J’avoue qu’un barreau comme celui de notre grand pays ne devait pas être en marge du développement informatique mondial de cette époque. Effectivement, avec le conseil de l’Ordre, nous allons informatiser toutes les opérations électorales du barreau pour qu’en moins de douze heures, nous mettions en place les organes du barreau par des élections transparentes en utilisant toutes les techniques informatiques modernes qui sont à la portée de tous.

Le barreau du Cameroun fait partie de l’un des plus anciens du continent africain. Malheureusement, il n’a pas de siège. Qu’est- ce qui fait problème ?

Je viens d’être élu, je vais, avec le conseil de l’Ordre, revoir tous les anciens dossiers. Si j’ai bonne mémoire, un des anciens bâtonniers avait mis en place une commission pour l’acquisition d’un terrain à Yaoundé, siège des institutions républicaines, pour la construction du siège du barreau du Cameroun. Ça sera un de nos grands projets et je puis avec le soutien de tous les avocats, rassurer le peuple camerounais que, dans les années qui suivent, le barreau du Cameroun va avoir un siège digne de ce nom à Yaoundé.

Quel est votre avis sur l’éclatement souhaité du barreau par certains, notamment dans les cercles du pouvoir ?

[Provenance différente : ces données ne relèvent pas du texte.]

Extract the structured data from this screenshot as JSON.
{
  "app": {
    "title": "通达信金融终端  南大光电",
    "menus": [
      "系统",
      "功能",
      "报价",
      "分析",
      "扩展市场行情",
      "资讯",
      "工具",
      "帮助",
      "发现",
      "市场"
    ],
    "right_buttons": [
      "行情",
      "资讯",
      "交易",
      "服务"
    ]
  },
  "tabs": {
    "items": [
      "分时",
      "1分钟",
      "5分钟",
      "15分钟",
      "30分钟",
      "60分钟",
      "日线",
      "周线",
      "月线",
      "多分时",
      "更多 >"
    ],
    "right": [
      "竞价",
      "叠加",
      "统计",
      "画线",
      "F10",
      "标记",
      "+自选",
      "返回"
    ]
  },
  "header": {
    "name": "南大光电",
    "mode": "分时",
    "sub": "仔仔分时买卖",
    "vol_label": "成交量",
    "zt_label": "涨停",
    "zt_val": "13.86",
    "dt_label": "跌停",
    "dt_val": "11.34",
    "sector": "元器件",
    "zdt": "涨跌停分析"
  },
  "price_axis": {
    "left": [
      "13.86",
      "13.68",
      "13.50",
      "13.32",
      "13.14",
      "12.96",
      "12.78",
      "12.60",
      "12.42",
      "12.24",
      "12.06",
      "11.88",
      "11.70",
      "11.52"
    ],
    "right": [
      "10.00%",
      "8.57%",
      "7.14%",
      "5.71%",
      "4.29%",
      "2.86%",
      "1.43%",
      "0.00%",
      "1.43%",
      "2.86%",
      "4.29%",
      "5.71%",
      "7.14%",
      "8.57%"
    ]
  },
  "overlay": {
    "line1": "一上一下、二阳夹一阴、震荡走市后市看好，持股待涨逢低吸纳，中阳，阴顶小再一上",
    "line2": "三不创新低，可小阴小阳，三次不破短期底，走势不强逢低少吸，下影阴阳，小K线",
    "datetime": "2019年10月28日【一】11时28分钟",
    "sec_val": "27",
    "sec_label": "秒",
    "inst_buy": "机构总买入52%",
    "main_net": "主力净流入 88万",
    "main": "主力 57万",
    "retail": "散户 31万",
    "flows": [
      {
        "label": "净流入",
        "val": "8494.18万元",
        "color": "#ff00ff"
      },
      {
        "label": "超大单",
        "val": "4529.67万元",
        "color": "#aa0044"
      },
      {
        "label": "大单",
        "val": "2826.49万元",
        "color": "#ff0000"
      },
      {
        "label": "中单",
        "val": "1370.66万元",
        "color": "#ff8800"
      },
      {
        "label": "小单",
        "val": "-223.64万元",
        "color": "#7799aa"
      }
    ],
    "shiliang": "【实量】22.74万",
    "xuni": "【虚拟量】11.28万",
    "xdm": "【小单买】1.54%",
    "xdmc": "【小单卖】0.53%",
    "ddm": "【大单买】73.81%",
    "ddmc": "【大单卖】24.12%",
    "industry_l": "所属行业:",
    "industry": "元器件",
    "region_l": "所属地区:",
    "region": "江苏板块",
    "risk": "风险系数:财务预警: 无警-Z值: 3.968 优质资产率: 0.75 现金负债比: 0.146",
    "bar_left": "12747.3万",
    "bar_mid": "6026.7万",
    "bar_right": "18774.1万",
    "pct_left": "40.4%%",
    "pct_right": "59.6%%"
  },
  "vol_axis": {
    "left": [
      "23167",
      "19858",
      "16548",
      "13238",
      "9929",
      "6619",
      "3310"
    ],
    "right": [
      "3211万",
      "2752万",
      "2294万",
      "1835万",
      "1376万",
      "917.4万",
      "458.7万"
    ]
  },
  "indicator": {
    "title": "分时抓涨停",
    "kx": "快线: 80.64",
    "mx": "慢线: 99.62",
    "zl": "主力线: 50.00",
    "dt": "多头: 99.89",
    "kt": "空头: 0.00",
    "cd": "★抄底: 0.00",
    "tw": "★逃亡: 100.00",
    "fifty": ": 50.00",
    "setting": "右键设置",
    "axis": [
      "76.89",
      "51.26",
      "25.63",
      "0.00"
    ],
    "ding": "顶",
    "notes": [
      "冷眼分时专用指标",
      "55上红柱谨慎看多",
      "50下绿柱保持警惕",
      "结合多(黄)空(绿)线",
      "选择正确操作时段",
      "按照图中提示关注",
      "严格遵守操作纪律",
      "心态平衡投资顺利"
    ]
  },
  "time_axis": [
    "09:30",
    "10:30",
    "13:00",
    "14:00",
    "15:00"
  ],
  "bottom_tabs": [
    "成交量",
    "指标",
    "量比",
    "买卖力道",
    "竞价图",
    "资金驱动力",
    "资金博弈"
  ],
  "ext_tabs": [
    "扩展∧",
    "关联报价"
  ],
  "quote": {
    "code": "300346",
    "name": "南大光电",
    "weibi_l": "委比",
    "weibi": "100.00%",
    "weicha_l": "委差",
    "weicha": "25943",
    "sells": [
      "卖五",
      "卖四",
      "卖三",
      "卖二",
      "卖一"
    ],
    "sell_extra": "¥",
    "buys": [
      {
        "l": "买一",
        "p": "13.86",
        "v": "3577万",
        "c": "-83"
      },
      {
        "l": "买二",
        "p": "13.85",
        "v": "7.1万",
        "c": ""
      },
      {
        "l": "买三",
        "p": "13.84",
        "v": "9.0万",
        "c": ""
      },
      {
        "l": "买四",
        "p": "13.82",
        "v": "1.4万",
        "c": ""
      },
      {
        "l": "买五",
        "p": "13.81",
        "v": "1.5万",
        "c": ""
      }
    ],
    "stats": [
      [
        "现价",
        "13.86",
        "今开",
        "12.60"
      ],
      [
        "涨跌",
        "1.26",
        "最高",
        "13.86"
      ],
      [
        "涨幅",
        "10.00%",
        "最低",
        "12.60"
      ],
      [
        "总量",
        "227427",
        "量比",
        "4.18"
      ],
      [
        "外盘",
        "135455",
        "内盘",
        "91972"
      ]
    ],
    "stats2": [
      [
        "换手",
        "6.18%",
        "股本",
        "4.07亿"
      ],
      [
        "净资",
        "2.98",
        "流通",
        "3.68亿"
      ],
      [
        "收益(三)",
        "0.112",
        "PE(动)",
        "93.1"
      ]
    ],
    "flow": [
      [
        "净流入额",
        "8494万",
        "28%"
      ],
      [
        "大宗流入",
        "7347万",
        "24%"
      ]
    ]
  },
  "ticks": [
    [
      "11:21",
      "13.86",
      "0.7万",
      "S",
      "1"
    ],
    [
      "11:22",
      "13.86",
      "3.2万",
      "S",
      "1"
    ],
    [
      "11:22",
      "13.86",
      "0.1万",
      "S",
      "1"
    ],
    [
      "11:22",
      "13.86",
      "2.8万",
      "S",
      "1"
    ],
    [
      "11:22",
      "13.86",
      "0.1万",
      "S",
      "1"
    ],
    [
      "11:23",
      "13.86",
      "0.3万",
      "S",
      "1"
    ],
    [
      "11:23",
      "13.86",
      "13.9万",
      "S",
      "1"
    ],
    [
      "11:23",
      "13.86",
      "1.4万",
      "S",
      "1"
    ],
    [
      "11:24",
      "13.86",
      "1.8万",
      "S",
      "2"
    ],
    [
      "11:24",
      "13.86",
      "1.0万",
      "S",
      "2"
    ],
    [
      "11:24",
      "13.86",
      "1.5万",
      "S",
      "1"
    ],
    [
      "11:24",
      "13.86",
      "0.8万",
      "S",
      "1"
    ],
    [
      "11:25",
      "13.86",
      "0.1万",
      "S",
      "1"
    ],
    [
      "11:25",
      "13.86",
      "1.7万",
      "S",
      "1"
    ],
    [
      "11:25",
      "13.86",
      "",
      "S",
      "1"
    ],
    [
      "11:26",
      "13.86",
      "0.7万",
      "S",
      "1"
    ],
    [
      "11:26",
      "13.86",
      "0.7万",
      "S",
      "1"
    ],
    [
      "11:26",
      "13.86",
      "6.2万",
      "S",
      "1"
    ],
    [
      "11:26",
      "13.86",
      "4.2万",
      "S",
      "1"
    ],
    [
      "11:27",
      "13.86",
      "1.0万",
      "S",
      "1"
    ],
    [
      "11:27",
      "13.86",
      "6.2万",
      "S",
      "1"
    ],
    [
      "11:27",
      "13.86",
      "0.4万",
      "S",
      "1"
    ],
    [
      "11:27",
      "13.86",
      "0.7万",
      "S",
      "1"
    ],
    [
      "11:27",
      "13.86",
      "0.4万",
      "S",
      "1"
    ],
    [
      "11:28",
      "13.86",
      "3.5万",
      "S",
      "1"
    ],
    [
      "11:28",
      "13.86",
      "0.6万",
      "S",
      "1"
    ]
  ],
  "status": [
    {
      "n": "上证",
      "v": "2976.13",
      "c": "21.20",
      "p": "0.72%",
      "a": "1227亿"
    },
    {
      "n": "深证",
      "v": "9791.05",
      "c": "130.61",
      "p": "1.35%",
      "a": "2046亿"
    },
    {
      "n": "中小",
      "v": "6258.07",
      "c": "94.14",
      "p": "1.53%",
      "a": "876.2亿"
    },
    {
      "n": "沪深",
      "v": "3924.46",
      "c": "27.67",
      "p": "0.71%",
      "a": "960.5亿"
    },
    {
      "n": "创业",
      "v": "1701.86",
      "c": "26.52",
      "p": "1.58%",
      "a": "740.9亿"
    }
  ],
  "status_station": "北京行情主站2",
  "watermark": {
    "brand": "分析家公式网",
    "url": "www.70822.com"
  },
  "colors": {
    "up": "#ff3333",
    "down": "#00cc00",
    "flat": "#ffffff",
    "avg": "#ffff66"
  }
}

Je ferais tout, mettrais tout en place pour convaincre les pouvoirs publics qu’un barreau éclaté ne sera pas digne du Cameroun. Je vais, avec tous les avocats, lutter contre tous ceux qui croient qu’ils peuvent éclater le barreau du Cameroun. Nous allons lutter pour un barreau uni, fort, prospère, national parce que, étant donné la géopolitique de notre pays, c’est même un processus très difficile. Qu’on se rappelle que notre pays a deux cultures juridiques : celle du common law et celle d’inspiration du droit civil français. Ceux qui prônent cette idée d’éclatement ne plaident pas pour l’intérêt du barreau. Ils veulent nous rendre faibles. C’est pourquoi j’invite tous mes confrères à se joindre au conseil de l’Ordre pour qu’on maintienne un barreau fort, solide, unifié où règne la confraternité et la camaraderie.